Eight years after the bizarre and somewhat tired Seed of Chucky, creator Don Mancini delivers the sixth entry in the Child’s Play franchise. The film picks up in the present day and seems to ignore the last two entries (more on that later). The Chucky doll arrives at the house where the paraplegic Nica (played by Fiona Dourif) lives with her mother Sarah. Sarah’s death at the hands of Chucky is seemingly a suicide and the rest of Nica’s family shows up to make funeral arrangements. What follows is Chucky’s signature brand of chaos, as well as a deepening backstory.
I’m a fan of the Child’s Play films. The first one is an iconic horror film and the second is a worthy sequel. While the franchise lost some steam in the third movie, it got a brilliant 90s face-lift with Bride of Chucky. While I didn’t fall in love with Seed of Chucky the same way I’d fallen in love with Bride, I was intrigued to see what Curse would have to offer. After all, Mancini was still involved, Brad Dourif had reprised his role as maniacal doll voice, and plans to remake the original were scrapped in favor of making this film.
So does it measure up?
Curse of Chucky is, essentially, two films. The first half builds slowly and almost seems to operate under the assumption that this film will have a new generation of viewers, unfamiliar with the iconic series. In many ways, it feels like a reboot, in that no one on screen knows much about Chucky save for a character’s vague reference to Good Guy Dolls in the 80s. This was a wise choice on the part of the filmmakers because it does two things. One, by introducing the elements slowly it provides a sense of intrigue for new viewers and gives the film a freshness not seen since Bride of Chucky infused the franchise with nu-metal and Scream-flavored self-awareness. Two, it keeps fans who know what’s coming on the edge of their seats anticipating the second half.

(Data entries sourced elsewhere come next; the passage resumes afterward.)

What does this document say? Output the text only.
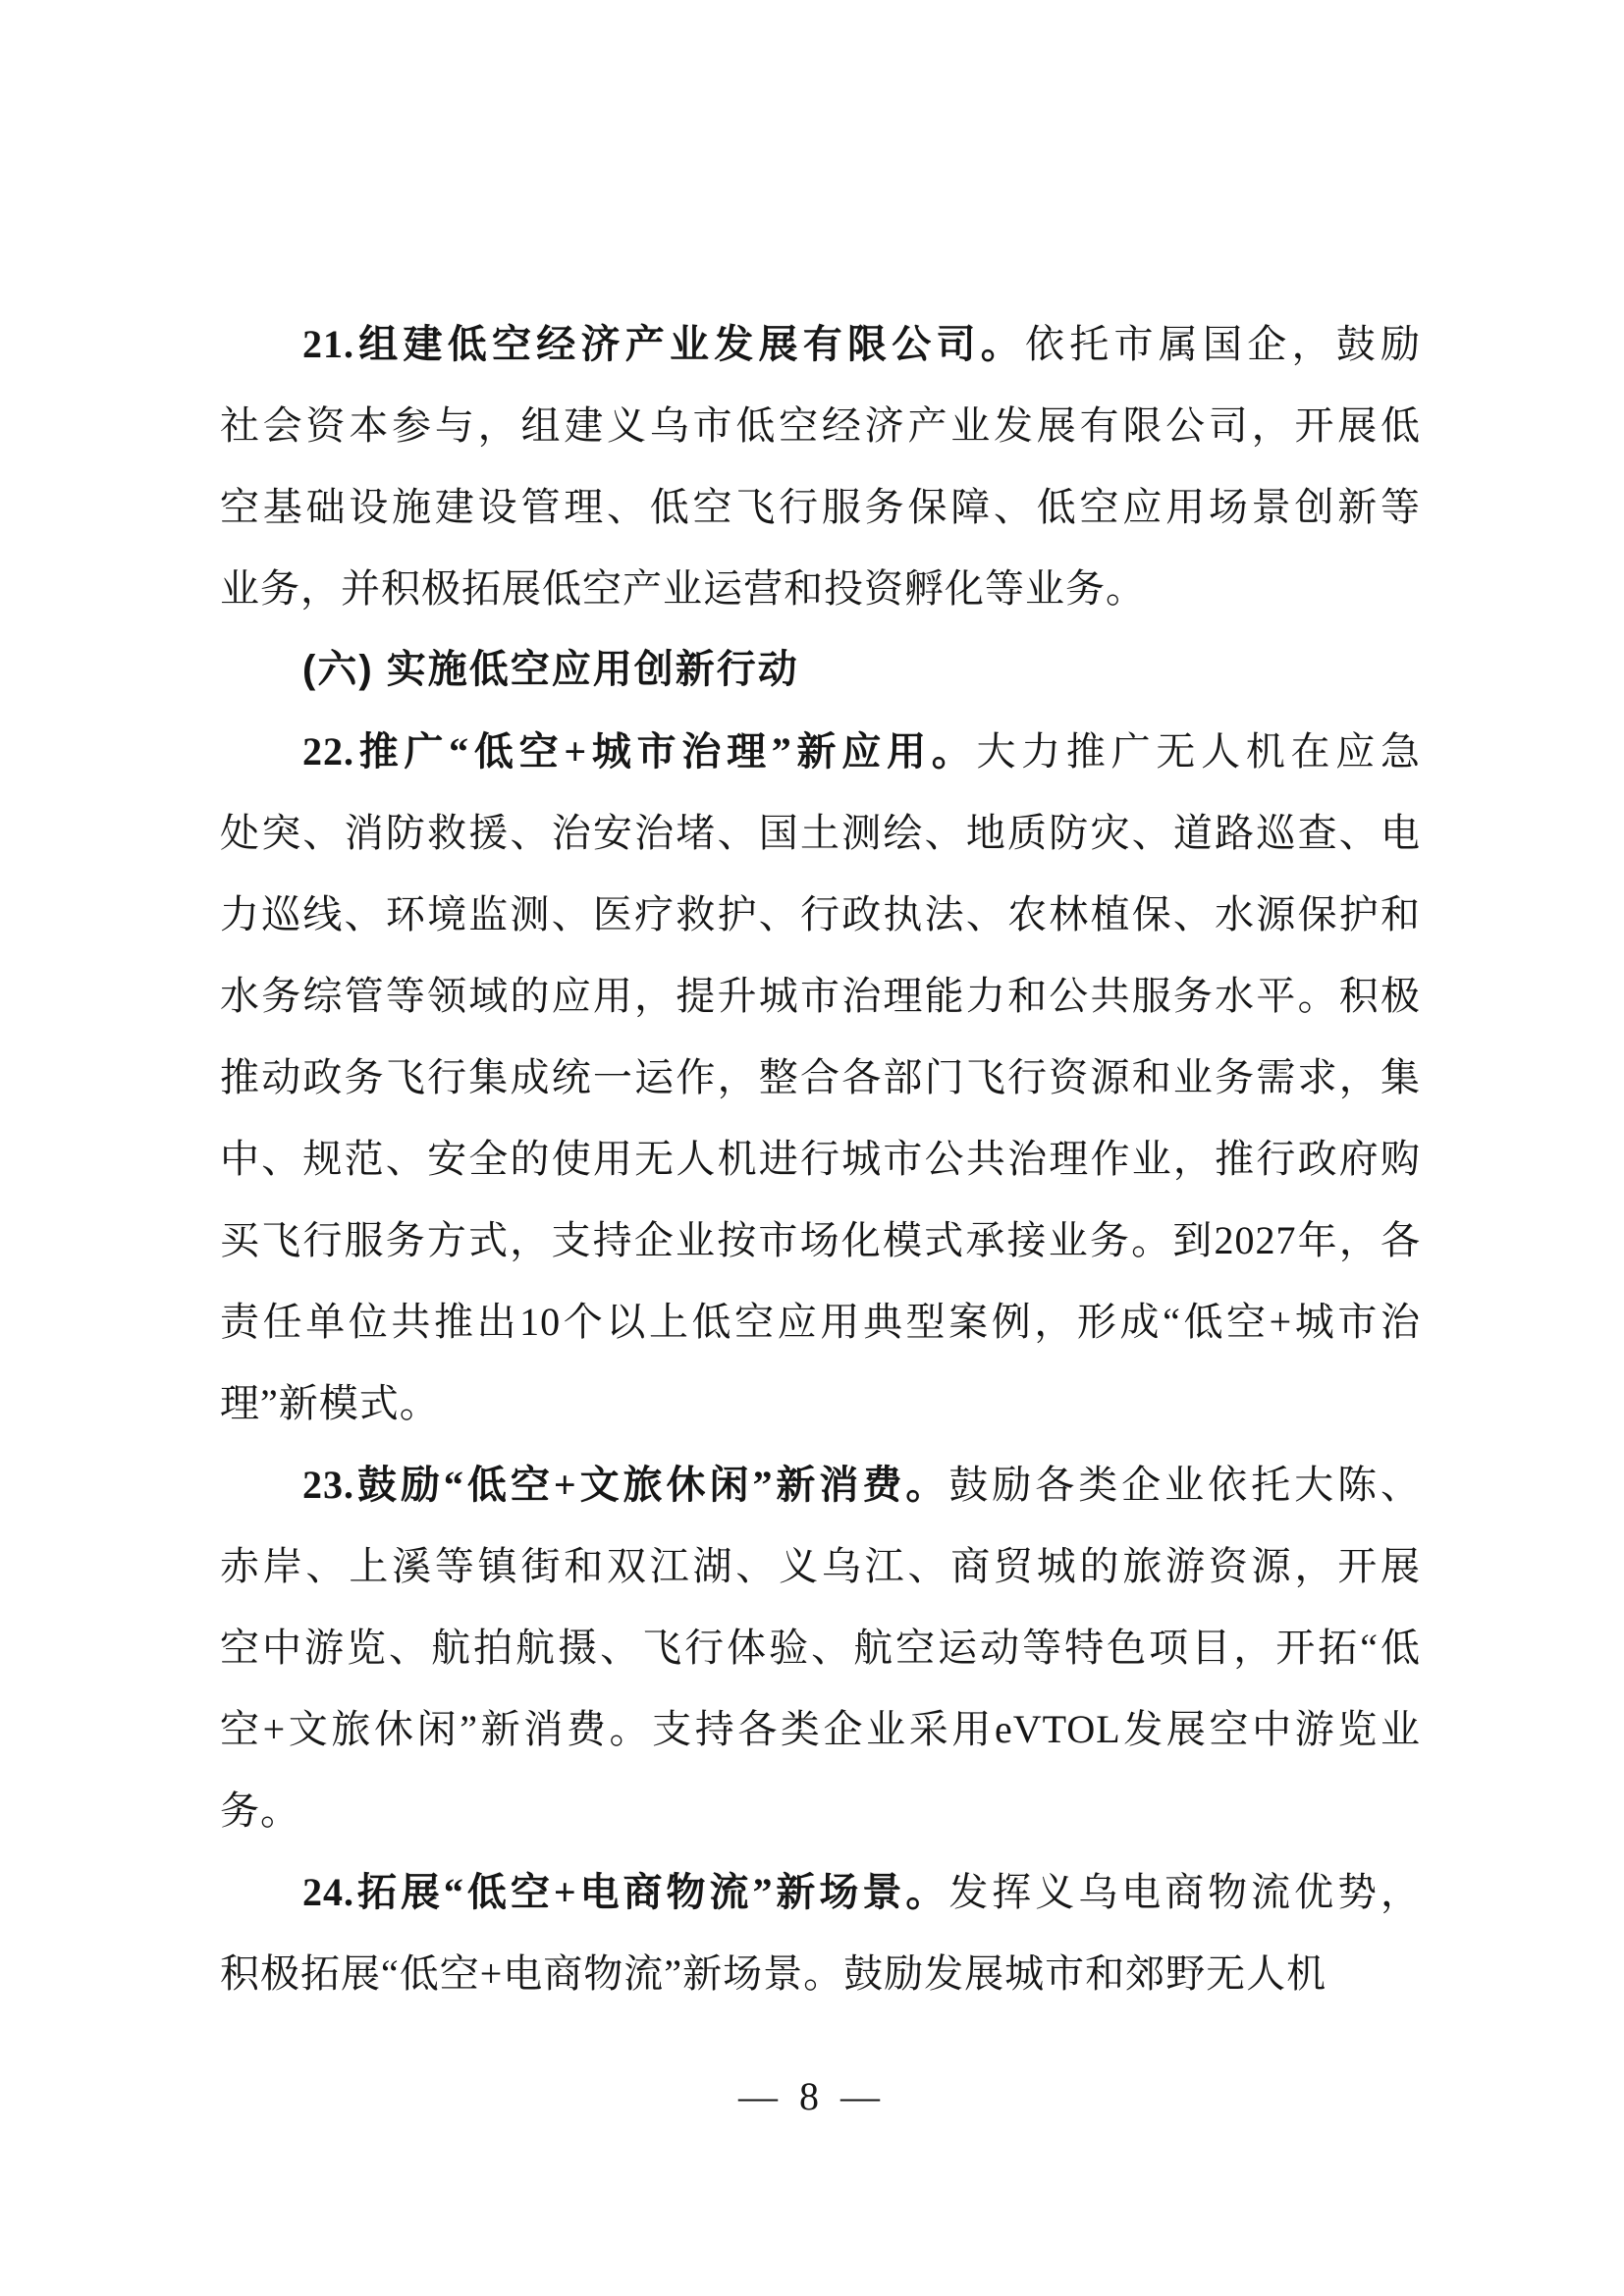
21.组建低空经济产业发展有限公司。依托市属国企，鼓励
社会资本参与，组建义乌市低空经济产业发展有限公司，开展低
空基础设施建设管理、低空飞行服务保障、低空应用场景创新等
业务，并积极拓展低空产业运营和投资孵化等业务。
(六) 实施低空应用创新行动
22.推广“低空+城市治理”新应用。大力推广无人机在应急
处突、消防救援、治安治堵、国土测绘、地质防灾、道路巡查、电
力巡线、环境监测、医疗救护、行政执法、农林植保、水源保护和
水务综管等领域的应用，提升城市治理能力和公共服务水平。积极
推动政务飞行集成统一运作，整合各部门飞行资源和业务需求，集
中、规范、安全的使用无人机进行城市公共治理作业，推行政府购
买飞行服务方式，支持企业按市场化模式承接业务。到2027年，各
责任单位共推出10个以上低空应用典型案例，形成“低空+城市治
理”新模式。
23.鼓励“低空+文旅休闲”新消费。鼓励各类企业依托大陈、
赤岸、上溪等镇街和双江湖、义乌江、商贸城的旅游资源，开展
空中游览、航拍航摄、飞行体验、航空运动等特色项目，开拓“低
空+文旅休闲”新消费。支持各类企业采用eVTOL发展空中游览业
务。
24.拓展“低空+电商物流”新场景。发挥义乌电商物流优势，
积极拓展“低空+电商物流”新场景。鼓励发展城市和郊野无人机
— 8 —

And what a second half it is! Chucky serves up the carnage we’ve come to know and love from him. While I can’t speak for the R-rated version, the unrated cut of the film pulls no punches. It’s tense and expertly paced, revealing new ideas about the history of the character, while never stopping the action.
The only real gripes with the film are its multiple endings. There were at least three times it could have ended and been an effective film. While I did appreciate the SPOILER WARNING nods to Bride by having Jennifer Tilly make a surprise appearance END SPOILER, I also recognized that it was kind of unnecessary and doesn’t really add much to the film.
The writer’s indecisive approach to ending the film aside, there was much in Curse of Chucky to love, especially for fans.